La Cour d’appel de Rennes dans un arrêt du 25 octobre 2013 refuse la garantie des vices cachés car la preuve n’est pas rapportée de l’existence, au moment de la vente, d’un défaut caché affectant la quille du navire de nature à empêcher ou réduire sa navigabilité. Il s’agissait d’une vente d’un navire de plaisance d’occasion qui a eu lieu en 2004 et 2007 l’acheteur découvre une fissure ancienne sous la coque. Or il fut établi que cette fissure avait fait l’objet d’une réparation indécelable par les experts. l’acheteur découvrit la fissures en enlevant une stratification posée sur la résine de collage, la réparation perdant alors toute son efficacité.
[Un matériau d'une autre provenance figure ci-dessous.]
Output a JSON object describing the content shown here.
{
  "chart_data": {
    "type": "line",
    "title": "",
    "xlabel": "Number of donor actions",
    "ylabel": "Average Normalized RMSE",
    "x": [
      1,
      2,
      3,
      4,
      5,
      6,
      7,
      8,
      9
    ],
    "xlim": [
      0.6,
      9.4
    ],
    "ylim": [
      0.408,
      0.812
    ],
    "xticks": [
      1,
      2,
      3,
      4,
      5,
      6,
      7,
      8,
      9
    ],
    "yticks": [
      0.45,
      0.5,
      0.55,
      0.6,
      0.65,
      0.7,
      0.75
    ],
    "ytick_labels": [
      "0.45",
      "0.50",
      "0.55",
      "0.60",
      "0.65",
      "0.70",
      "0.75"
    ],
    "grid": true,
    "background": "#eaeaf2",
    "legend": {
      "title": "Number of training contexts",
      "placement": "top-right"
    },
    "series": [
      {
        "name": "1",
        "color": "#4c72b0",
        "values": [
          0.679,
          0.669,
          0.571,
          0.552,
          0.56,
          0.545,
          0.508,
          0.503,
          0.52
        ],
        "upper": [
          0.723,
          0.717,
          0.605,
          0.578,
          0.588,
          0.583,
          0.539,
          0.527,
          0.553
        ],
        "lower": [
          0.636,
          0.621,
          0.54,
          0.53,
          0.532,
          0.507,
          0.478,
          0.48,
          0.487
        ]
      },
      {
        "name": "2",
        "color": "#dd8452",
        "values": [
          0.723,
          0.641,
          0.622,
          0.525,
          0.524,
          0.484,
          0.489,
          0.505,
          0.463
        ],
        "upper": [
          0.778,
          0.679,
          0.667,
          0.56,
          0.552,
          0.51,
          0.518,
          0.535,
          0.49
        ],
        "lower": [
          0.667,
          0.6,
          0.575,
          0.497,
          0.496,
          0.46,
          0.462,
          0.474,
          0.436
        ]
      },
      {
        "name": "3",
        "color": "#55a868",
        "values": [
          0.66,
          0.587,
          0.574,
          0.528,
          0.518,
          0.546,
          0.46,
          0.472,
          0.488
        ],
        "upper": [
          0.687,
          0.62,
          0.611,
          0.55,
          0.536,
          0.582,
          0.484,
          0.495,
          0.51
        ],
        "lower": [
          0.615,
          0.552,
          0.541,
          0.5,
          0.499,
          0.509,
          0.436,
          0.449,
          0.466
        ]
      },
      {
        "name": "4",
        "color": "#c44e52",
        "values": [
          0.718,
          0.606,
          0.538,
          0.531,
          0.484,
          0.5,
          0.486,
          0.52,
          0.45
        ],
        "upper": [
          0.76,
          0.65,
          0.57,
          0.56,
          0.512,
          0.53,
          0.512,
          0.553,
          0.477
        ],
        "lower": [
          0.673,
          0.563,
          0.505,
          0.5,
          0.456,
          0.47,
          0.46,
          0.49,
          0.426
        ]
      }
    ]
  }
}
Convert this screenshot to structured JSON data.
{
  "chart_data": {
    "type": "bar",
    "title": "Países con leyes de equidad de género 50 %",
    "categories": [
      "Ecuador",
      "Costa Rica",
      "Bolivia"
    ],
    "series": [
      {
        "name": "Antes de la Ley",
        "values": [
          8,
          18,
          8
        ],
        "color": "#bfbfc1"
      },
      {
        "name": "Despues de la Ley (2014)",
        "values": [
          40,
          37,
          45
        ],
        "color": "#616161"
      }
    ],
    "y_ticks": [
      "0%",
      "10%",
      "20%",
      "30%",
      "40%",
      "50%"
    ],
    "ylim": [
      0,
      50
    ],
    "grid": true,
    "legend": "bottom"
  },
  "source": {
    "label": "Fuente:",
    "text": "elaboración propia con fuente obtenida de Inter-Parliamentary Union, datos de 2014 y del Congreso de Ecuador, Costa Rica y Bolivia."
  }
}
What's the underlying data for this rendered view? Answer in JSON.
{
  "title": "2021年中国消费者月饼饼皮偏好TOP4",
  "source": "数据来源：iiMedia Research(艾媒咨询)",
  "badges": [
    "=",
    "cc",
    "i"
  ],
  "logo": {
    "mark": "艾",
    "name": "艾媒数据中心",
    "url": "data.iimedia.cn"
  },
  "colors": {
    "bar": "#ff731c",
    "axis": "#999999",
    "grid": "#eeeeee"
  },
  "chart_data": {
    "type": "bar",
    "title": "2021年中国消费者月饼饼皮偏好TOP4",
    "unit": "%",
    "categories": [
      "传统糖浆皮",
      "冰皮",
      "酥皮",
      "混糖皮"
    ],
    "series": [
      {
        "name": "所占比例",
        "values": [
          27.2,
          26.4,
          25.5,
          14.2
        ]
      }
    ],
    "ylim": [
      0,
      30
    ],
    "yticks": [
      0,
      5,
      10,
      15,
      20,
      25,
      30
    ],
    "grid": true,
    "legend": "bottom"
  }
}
La Cour d’appel de Rennes dans un arrêt du 20 juin 2013 retient le vice caché du fait de l’usure prématurée et évolutive de la coque, élément essentiel du navire.

La Cour de cassation dans un arrêt du 8 novembre 2017 retient que le bateau était en bon état mécanique et en bon état d’entretien général, qu’il ne semblait pas présenter de danger immédiat et était apte à naviguer, sous réserve de l’élimination des traces d’électrolyse présentes sur une tôle de maintien du lest et sur le puits de dérive, ainsi que du strict respect de toutes les réglementations en vigueur, et qu’une surveillance était nécessaire afin de vérifier une évolution trop rapide du phénomène avant toute intervention, de toute façon nécessaire. Qu’en l’état de ces constatations et appréciations, la cour d’appel a souverainement estimé que, si l’attention de l’acquéreur avait été attirée sur l’existence d’un problème ponctuel de corrosion au moment de la conclusion de la vente, il ne s’était pas trouvé, en revanche, en mesure de percevoir le vice dans toute son importance, de sorte que ce dernier revêtait, à cette date, le caractère d’un vice caché.

La Cour d’appel de Rouen dans un arrêt du 16 octobre 2013 énonce que le préjudice de jouissance éprouvé par le plaisancier doit être apprécié en fonction de ce plaisir de naviguer dans un certain confort et avec un navire exempt de vices et ne saurait être constitué de la valeur locative du navire ou d’un navire identique.

Pour conclure, de jurisprudence constante, l’osmose est généralement considérée par les tribunaux, comme un vieillissement normal de la coque et de ce fait, ne saurait être retenue comme un vice caché.